A career's choice depends on others

A lot has been written about unconventional careers and out-of-the-box choices being made by Gen Y these days. But making and arriving at these choices is a job in itself. Youngsters still face a lot of pressure to explain their choices.

Parents for one always question and interfere – for they think they know the best. Add to that, the trend of going to counsellors and taking ‘aptitude tests’ which only serve to confuse the individual, and to some extent peer pressure which does influence choices.

It’s a pity that a person, standing on the threshold of adulthood, is bombarded with expectations and pressures and is not thought fit to take matters in his hands.
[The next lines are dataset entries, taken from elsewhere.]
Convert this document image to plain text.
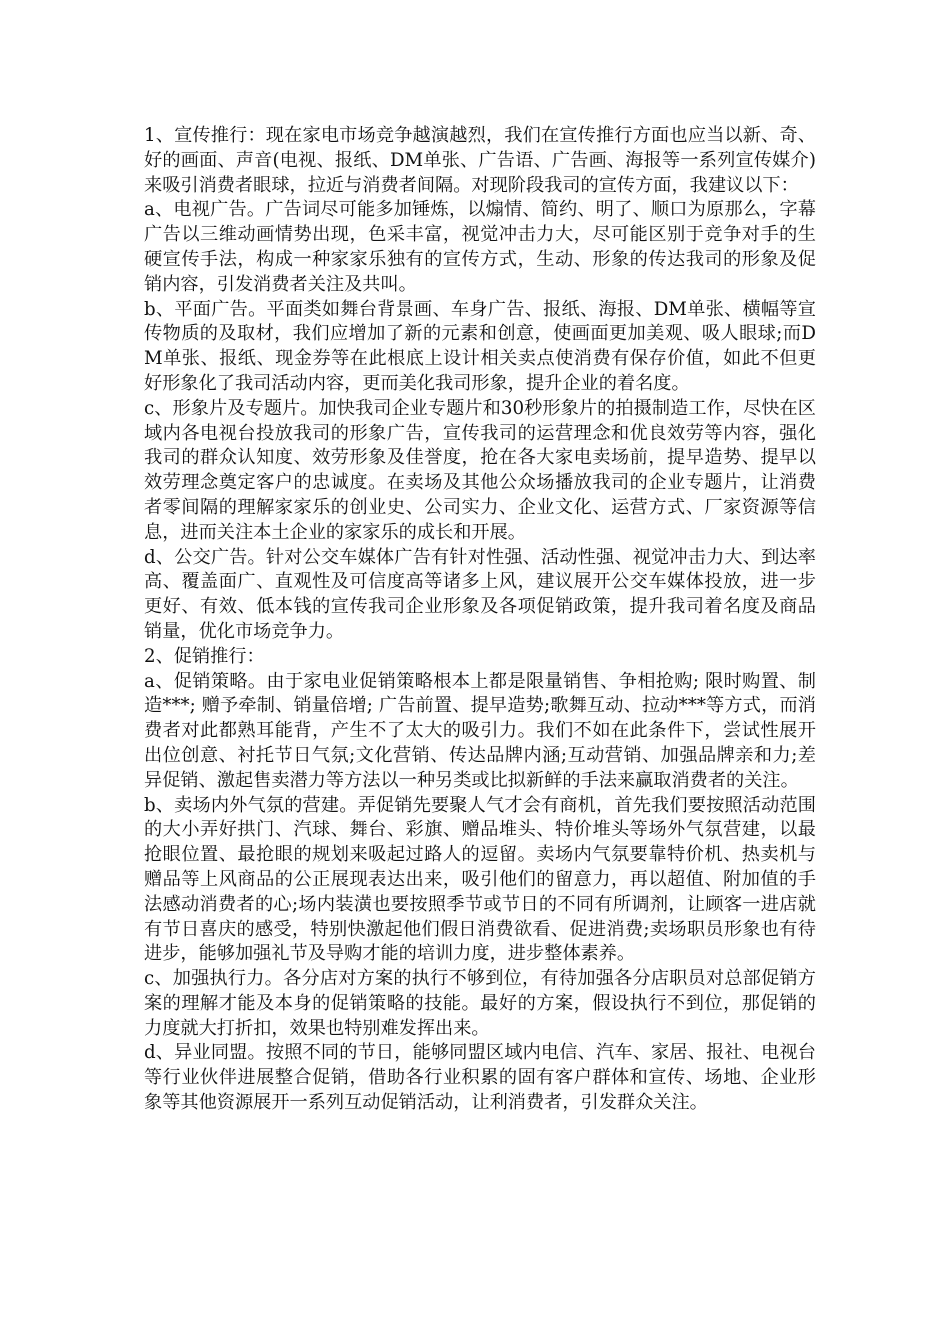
1、宣传推行：现在家电市场竞争越演越烈，我们在宣传推行方面也应当以新、奇、好的画面、声音(电视、报纸、DM单张、广告语、广告画、海报等一系列宣传媒介)来吸引消费者眼球，拉近与消费者间隔。对现阶段我司的宣传方面，我建议以下：

a、电视广告。广告词尽可能多加锤炼，以煽情、简约、明了、顺口为原那么，字幕广告以三维动画情势出现，色采丰富，视觉冲击力大，尽可能区别于竞争对手的生硬宣传手法，构成一种家家乐独有的宣传方式，生动、形象的传达我司的形象及促销内容，引发消费者关注及共叫。

b、平面广告。平面类如舞台背景画、车身广告、报纸、海报、DM单张、横幅等宣传物质的及取材，我们应增加了新的元素和创意，使画面更加美观、吸人眼球;而DM单张、报纸、现金券等在此根底上设计相关卖点使消费有保存价值，如此不但更好形象化了我司活动内容，更而美化我司形象，提升企业的着名度。

c、形象片及专题片。加快我司企业专题片和30秒形象片的拍摄制造工作，尽快在区域内各电视台投放我司的形象广告，宣传我司的运营理念和优良效劳等内容，强化我司的群众认知度、效劳形象及佳誉度，抢在各大家电卖场前，提早造势、提早以效劳理念奠定客户的忠诚度。在卖场及其他公众场播放我司的企业专题片，让消费者零间隔的理解家家乐的创业史、公司实力、企业文化、运营方式、厂家资源等信息，进而关注本土企业的家家乐的成长和开展。

d、公交广告。针对公交车媒体广告有针对性强、活动性强、视觉冲击力大、到达率高、覆盖面广、直观性及可信度高等诸多上风，建议展开公交车媒体投放，进一步更好、有效、低本钱的宣传我司企业形象及各项促销政策，提升我司着名度及商品销量，优化市场竞争力。

2、促销推行：

a、促销策略。由于家电业促销策略根本上都是限量销售、争相抢购; 限时购置、制造***; 赠予牵制、销量倍增; 广告前置、提早造势;歌舞互动、拉动***等方式，而消费者对此都熟耳能背，产生不了太大的吸引力。我们不如在此条件下，尝试性展开出位创意、衬托节日气氛;文化营销、传达品牌内涵;互动营销、加强品牌亲和力;差异促销、激起售卖潜力等方法以一种另类或比拟新鲜的手法来赢取消费者的关注。

b、卖场内外气氛的营建。弄促销先要聚人气才会有商机，首先我们要按照活动范围的大小弄好拱门、汽球、舞台、彩旗、赠品堆头、特价堆头等场外气氛营建，以最抢眼位置、最抢眼的规划来吸起过路人的逗留。卖场内气氛要靠特价机、热卖机与赠品等上风商品的公正展现表达出来，吸引他们的留意力，再以超值、附加值的手法感动消费者的心;场内装潢也要按照季节或节日的不同有所调剂，让顾客一进店就有节日喜庆的感受，特别快激起他们假日消费欲看、促进消费;卖场职员形象也有待进步，能够加强礼节及导购才能的培训力度，进步整体素养。

c、加强执行力。各分店对方案的执行不够到位，有待加强各分店职员对总部促销方案的理解才能及本身的促销策略的技能。最好的方案，假设执行不到位，那促销的力度就大打折扣，效果也特别难发挥出来。

d、异业同盟。按照不同的节日，能够同盟区域内电信、汽车、家居、报社、电视台等行业伙伴进展整合促销，借助各行业积累的固有客户群体和宣传、场地、企业形象等其他资源展开一系列互动促销活动，让利消费者，引发群众关注。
The choice lies in picking one of the following two - guilt of not being able to live up to others’ expectations or regret not fulfilling one’s own dreams. Metrolife talked to youngsters to check out how much they are in control of their lives.

Says Akanksha Kalia who just gave her entrance examinations after Std. XII, “The more people you ask, the more confused you get. This is the conclusion I have drawn after the tiresome work of filling forms and choosing stre­ams. I changed my branch choice thrice after listening to friends and family!”


Parents, unlike what most people think, still play a very important part in children’s decisions. Says Anubha Bisht, who just joined a college in Bangalore and is pursuing triple majors, “I had decided on History but had to reset my goals when my parents convinced me to pursue Science.”

But there are those like Chinar Sharma, a student of Commerce in Std XII, who says, “My parents do advise me and I listen to every point they have to say. But the final decision will be mine.” Gauri Singh, another student of Std XII is in the same boat. “There are too many people telling me a lot of things. It’s too confusing. I’ll be able to decide only after my boards in 2013.”

The already difficult scena­rio becomes tougher because the youngsters want to make choices which will yield not only financially stable lives but also highly paid jobs. Unlike the previous generation, it is not enough to land a ‘secure government job’ anymore. More and more kids are pursuing their dream careers with the goal of a secure future, and not just a good job as their parents would want.

Peers also significantly influence the decision-making process, but students are wise enough to take the ultimate decision on their own. Anubha feels that her peers and best friends are more the happy-go-lucky kind.

“They aren’t goal oriented and I’m more focused than them.” Gauri is quite clear that she wants to do something very different from her peers. “Most of them are opting for chartered accountancy or Economics and I’m not really interested in these subjects. I want to do something that very few people do.”

Dr Sanjib Acharya, a counsellor in Delhi, says that only about three per cent of students come for advice to counsellors. “Most of them are influenced by their peers, though they refuse to admit this fact. Out of the three per cent, only one per cent comes to us at the right time.”